The Brink is a short play which portrays a young woman’s experience of having her first child, and the aftermath of dealing with post-natal illness. Written by Helen Jeffery and in association with the NHS, the play comes from first-hand experience, and further researched by interviews with women who have been in similar situations.
Holly, played by Leanna Martin, is the woman whose journey we are taken on. From first time expectant mother, right through to after the birth of her second child, we are witness to her changing life and many of the issues which arise.
Martin, has a great way of drawing the audience in by speaking to us directly, yet at the same time we feel as though we are a fly on the wall, an imposter who shouldn’t be invading this woman’s personal life, which can only be achieved when the acting is as sincere as hers. She really captured the emotion of the character and gave a very believable performance throughout. At times you felt as though you were watching a documentary and Martin proves herself to be a more than capable actress in this sort of role. The fact that many audience members were in tears on numerous occasions was credit to her genuinely sensitive approach. Whether you could relate to her situation or not, you could certainly appreciate the difficulties she and so many other women have had to face after giving birth. And in that sense it was an eye opener.

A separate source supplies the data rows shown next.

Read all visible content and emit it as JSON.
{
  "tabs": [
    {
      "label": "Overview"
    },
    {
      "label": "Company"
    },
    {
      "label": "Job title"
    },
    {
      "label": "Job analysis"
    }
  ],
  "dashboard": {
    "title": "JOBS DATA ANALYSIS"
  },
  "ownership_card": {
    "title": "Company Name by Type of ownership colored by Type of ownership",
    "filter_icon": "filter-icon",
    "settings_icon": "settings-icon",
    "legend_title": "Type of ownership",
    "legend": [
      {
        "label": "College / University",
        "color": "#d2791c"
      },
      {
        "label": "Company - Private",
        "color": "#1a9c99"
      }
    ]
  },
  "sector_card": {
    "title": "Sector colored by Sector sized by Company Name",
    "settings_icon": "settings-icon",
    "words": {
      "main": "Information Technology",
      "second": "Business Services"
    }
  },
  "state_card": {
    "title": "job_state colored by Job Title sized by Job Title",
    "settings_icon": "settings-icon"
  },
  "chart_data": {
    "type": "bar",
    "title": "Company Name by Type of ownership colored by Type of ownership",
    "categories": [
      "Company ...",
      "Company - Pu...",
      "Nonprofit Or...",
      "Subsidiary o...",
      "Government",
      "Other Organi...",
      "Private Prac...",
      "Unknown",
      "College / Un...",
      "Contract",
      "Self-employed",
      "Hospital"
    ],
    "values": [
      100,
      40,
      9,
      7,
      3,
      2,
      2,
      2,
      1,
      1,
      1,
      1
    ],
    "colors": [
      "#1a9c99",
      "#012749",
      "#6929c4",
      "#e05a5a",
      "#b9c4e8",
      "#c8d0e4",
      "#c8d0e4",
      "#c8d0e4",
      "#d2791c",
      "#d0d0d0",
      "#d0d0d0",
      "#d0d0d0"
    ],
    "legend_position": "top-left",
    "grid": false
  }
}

The lighting in this piece was simple but effective. You could feel the light closing in on Holly as she was feeling more and more trapped and this worked well. The sound was equally valid, but I was unsure about the music choice, notably the guy on the guitar. He played a few notes at the beginning, and some during scene changes, but I can’t say he really added anything to the piece. I feel it would have been more fitting had they had her listening to the radio for the music element instead.
The thing that bothered me, but I may be being pedantic, was some of the attention to detail. For example, the bump really didn’t look very realistic, the positioning and size didn’t seem right, especially for the stage of pregnancy she was in, and it was a little distracting. Furthermore, the size of the baby itself didn’t change at all, despite the passing of time. The baby remained the same size at both days old and seven months old, so again I found this disappointing.
The thing that sticks out to me about the play as a whole was how personal it was. There was no generalisation, it was clearly a real story about a real woman, therefore due credit to the script. The writing is so truthful and that comes across from the beginning. It is clearly a well-researched subject matter.
Jeffery, has stated that she is in the process of writing a version of the play in which she will include the partner of Holly’s character. It would show his perspective on the situation, and the impact it has on him too. I for one would be interested in seeing this as I think it would really benefit an already strong piece of theatre, and perhaps make it a full length play.